Wisconsin businesses brace for tourist rushVacation season in Wisconsin is back with a bang.
By: Jessica Hamilton, Wisconsin Public Radio, Superior Telegram
Vacation season in Wisconsin is back with a bang.
Following past years of lackluster summer business in Northwestern Wisconsin, resort owners have high hopes for this summer. Regardless of gas prices or time Tourism Department Secretary Stephanie Klett says things are looking up.
“Nationally, consumer confidence and economic trends indicate a really positive outlook for the summer travel season, so were really excited about that,” she said.
Bayfield Chamber of Commerce Marketing Manager Erin Johnson says business is already picking up and attributes that to the warm spring that we have had.

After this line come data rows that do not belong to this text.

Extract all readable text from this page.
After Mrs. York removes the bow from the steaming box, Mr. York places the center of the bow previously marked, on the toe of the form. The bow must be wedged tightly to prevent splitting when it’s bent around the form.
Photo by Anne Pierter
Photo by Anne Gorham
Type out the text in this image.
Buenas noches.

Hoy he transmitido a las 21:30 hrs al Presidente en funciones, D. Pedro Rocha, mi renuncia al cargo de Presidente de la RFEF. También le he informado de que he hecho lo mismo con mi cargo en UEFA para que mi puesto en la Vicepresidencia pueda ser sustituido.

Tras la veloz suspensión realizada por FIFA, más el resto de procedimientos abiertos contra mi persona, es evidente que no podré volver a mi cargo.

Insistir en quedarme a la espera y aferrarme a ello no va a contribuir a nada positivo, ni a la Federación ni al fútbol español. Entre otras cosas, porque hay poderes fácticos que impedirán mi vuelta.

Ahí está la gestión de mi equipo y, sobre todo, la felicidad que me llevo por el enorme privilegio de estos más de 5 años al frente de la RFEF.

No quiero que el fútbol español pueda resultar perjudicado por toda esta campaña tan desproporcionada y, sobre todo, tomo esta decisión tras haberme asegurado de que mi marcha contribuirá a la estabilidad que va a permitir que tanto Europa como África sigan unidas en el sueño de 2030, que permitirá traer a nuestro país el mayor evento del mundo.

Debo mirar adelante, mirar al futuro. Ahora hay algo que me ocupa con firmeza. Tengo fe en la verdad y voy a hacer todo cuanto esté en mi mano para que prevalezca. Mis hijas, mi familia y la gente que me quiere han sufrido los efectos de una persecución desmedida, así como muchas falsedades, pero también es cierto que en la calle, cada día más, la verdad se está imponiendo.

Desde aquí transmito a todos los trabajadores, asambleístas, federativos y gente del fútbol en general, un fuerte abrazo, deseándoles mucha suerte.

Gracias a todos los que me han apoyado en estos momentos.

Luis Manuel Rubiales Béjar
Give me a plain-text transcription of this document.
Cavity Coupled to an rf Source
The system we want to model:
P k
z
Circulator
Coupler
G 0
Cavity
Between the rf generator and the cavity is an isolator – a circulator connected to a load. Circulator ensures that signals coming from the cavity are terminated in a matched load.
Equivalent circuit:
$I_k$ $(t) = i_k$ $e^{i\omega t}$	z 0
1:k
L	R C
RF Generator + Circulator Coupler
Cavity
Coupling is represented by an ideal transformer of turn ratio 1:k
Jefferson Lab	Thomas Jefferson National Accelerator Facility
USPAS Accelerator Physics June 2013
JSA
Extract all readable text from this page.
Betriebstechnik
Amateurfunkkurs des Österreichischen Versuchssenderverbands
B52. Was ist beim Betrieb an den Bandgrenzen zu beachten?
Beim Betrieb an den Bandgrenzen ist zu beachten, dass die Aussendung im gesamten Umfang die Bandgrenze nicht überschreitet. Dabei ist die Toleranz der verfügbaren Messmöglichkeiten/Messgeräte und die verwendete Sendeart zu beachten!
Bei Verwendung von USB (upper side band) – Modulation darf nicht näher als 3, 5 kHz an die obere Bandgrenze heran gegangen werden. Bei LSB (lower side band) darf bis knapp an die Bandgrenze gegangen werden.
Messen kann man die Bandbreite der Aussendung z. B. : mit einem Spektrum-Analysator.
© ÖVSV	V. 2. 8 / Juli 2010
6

“Everything is actually getting going a little earlier than usual for instance a lot of the boats have already been up and out on the water so I would say it’s a little bit of an early season since the weather has been so nice,” Johnson said.
Dan Virnig owns the Birch Island Resort in Phillips. He says business has been slow the past few years, especially winters with little snow but says this summer the number of people staying with them is going up.
“The bookings are already up. We’re booking people last minute, we booked people yesterday already,” Virnig said.
Kait Carig works at the Telemark Resort in Cable. She says business will pick up quickly.
“It’s about the same right now, but we have a lot more events scheduled for this summer than we did last summer,” Carig said.
Tourism Secretary Klett says one thing on Wisconsin’s side. “Something that is really helping Wisconsin is a trend that is going on nationally and that is a time poverty issue,” she said.
Klett says that the U.S. passed Japan as the hardest working industrialized nation in the world, with an average of 50 hours per week. Instead of week long vacations, people started using smaller chunks of vacation time to create extended weekends.
“Wisconsin, especially Northwest Wisconsin, weekend getaways are really what they excel in,” she said.